„Die Relationen stimmen nicht“

Der Fanbetreuer Volker Goll warnt vor Aktionismus und fordert von der Politik mehr Geld für Fanprojekte

taz: Herr Goll, DFB und DFL haben wegen der Ausschreitungen am Wochenende für heute ein Krisengespräch angekündigt. Kommt es zur richtigen Zeit?

Volker Goll: Aktionismus ist fehl am Platze. Ohne die Ereignisse schön reden zu wollen, sollte die Debatte nicht zu hochgekocht werden. Wir wissen nicht was heute besprochen wird. Bislang bleiben die Fan-Projekte oder Fan-Vertreter bei der Diskussion jedenfalls außen vor. Ich kann nur hoffen, dass sie nach dem Gespräch mit einbezogen werden.

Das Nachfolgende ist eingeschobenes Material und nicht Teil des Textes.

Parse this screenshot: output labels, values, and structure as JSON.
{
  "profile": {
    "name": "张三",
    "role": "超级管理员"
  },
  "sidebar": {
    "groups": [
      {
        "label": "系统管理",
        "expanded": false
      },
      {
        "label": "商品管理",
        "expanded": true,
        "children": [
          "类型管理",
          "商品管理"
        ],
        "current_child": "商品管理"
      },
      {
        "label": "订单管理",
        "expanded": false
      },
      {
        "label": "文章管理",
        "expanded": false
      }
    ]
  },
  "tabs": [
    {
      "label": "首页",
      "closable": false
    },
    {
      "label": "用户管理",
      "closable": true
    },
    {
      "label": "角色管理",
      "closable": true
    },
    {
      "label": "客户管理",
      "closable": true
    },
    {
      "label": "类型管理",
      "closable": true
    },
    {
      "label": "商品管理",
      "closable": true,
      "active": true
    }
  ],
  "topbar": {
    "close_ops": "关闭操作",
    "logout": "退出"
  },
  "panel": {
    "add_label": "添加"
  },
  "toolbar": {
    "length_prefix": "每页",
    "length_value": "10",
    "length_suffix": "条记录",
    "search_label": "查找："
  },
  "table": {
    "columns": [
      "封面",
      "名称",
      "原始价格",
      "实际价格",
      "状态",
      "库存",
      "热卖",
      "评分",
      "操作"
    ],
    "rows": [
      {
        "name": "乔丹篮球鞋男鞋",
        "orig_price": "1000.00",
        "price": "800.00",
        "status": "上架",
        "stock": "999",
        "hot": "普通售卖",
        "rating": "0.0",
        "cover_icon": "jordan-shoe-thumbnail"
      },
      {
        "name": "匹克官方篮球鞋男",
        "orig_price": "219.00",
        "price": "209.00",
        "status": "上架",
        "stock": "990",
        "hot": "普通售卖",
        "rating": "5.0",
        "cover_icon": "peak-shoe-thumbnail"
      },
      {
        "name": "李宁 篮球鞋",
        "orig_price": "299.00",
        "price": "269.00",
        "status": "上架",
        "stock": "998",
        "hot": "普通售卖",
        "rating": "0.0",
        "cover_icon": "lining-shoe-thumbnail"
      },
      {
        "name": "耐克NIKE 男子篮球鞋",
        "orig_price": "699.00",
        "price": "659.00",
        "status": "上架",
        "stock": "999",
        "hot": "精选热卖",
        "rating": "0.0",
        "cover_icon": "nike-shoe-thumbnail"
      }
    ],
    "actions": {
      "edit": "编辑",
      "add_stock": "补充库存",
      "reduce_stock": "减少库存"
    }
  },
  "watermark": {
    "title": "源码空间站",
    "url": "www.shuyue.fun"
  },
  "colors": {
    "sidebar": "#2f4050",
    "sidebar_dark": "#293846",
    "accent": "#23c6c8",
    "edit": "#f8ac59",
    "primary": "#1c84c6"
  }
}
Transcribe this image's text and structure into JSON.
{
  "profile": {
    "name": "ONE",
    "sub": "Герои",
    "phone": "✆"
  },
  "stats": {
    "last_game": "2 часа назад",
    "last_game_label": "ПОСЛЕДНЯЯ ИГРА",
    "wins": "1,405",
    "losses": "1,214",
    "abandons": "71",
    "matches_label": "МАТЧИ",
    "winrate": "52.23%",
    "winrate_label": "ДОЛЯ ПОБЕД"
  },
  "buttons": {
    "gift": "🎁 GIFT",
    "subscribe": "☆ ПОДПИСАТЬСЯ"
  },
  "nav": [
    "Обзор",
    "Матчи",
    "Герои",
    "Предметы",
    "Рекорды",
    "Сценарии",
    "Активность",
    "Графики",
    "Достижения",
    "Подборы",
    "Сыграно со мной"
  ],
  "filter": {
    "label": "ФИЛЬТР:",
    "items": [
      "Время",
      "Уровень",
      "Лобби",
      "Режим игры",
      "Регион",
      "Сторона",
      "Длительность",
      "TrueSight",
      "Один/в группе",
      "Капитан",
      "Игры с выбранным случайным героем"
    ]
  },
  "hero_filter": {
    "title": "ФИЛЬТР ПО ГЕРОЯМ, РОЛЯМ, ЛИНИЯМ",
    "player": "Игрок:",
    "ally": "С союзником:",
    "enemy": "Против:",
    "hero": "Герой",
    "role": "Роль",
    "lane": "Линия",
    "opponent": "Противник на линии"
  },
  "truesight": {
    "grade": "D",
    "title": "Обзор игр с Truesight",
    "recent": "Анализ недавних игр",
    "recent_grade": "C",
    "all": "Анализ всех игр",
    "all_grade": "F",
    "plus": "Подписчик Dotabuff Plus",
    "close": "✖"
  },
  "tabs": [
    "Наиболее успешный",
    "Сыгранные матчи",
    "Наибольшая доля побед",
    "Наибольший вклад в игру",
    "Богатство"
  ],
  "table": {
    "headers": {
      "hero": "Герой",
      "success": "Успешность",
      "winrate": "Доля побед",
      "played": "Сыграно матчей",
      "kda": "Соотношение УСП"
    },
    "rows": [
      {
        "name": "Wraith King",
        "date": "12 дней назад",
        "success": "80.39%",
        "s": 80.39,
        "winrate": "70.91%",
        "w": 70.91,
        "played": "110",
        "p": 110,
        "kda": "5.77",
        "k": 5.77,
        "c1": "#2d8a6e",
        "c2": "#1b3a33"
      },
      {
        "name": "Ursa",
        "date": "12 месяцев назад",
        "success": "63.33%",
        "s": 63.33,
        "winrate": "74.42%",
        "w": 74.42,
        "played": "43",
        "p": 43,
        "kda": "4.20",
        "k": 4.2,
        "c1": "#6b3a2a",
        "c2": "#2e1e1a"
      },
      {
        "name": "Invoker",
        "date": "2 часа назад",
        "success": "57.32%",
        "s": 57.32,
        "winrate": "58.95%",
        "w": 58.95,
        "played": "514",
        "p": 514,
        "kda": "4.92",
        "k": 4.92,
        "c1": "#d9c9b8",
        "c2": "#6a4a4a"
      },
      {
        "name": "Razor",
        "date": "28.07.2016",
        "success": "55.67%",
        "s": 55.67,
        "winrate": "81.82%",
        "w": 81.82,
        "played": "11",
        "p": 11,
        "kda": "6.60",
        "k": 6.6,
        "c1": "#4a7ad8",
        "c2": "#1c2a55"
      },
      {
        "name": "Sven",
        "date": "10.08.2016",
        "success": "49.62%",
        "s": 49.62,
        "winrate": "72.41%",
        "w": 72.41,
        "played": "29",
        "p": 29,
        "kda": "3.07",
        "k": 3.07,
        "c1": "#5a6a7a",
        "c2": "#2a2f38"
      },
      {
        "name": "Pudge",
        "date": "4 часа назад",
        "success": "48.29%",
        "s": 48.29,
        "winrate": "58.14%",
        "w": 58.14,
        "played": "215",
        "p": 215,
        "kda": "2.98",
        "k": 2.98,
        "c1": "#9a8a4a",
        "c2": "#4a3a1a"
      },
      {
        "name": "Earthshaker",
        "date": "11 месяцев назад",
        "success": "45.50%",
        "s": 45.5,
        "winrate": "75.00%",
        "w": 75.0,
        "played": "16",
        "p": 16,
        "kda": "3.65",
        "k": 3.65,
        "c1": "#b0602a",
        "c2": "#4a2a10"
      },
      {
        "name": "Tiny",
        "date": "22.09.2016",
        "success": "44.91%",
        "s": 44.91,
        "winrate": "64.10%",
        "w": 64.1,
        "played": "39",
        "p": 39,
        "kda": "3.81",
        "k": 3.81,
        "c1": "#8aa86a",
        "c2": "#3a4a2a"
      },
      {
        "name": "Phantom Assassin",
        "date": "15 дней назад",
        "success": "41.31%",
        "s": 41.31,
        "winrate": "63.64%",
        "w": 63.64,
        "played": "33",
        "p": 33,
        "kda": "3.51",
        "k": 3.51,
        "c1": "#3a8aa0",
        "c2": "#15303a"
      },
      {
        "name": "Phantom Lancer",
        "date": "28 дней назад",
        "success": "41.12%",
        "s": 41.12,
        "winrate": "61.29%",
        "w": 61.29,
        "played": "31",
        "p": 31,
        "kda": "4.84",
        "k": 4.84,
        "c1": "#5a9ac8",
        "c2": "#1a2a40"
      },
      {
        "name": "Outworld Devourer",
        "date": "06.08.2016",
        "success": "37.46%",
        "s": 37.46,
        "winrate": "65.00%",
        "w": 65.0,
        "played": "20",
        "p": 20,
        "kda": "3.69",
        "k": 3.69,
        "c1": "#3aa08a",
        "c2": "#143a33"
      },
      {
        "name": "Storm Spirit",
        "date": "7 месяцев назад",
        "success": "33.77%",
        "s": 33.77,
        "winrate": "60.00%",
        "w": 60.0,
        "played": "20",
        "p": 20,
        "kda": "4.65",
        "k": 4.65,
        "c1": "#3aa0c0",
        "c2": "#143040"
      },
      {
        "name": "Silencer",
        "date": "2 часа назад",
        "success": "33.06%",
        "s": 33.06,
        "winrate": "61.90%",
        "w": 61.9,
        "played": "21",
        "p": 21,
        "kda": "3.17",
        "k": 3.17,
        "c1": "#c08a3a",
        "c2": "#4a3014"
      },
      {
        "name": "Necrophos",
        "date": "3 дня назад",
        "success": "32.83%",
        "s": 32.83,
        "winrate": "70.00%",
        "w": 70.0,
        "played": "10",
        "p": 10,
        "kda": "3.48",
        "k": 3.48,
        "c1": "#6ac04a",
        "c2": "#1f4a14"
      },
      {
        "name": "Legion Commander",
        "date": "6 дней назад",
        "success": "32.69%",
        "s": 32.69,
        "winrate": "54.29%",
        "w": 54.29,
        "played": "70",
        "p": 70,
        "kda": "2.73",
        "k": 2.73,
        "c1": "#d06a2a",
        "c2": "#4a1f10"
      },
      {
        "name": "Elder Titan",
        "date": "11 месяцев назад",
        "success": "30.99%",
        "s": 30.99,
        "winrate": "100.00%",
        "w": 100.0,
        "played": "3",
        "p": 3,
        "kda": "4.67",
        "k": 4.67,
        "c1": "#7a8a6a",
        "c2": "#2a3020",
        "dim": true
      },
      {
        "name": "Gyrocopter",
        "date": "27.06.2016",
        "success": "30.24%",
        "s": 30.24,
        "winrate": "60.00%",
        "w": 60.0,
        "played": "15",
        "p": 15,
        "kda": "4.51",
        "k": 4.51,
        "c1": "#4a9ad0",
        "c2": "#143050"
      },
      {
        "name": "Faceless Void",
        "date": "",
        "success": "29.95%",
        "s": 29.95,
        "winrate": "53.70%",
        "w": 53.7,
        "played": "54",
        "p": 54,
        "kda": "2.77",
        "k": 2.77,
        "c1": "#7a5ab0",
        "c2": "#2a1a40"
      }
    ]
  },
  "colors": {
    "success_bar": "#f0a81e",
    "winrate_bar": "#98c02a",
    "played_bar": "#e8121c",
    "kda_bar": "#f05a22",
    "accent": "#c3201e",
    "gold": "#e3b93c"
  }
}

CDU-Innenexperte Wolfgang Bosbach fordert von den Vereinen ein härteres Vorgehen gegen Gewalttäter.

Die Forderung ist sehr seltsam. Die Vereine machen eine gute Fanarbeit – zumindest dort, wo sie finanzierbar ist. Das Problem ist, dass sich die Politik aus der Verantwortung stiehlt. Viele Bundesländer haben ihre finanzielle Unterstützung zurückgefahren oder sogar eingestellt. Lediglich DFB und DFL halten ihre Zusagen ein.

Was kann Fanarbeit leisten?

Den 35-jährigen Hooligan können wir nicht mehr umstimmen, aber wir haben die Möglichkeit auf Jugendliche einzuwirken. Dort, wo seit zehn oder fünfzehn Jahren Fanprojekte arbeiten, ist Gewalt kaum noch ein Thema. Auch Rassismus und Antisemitismus lassen sich durch Netzwerke, die von Seiten der Fans kommen, bekämpfen.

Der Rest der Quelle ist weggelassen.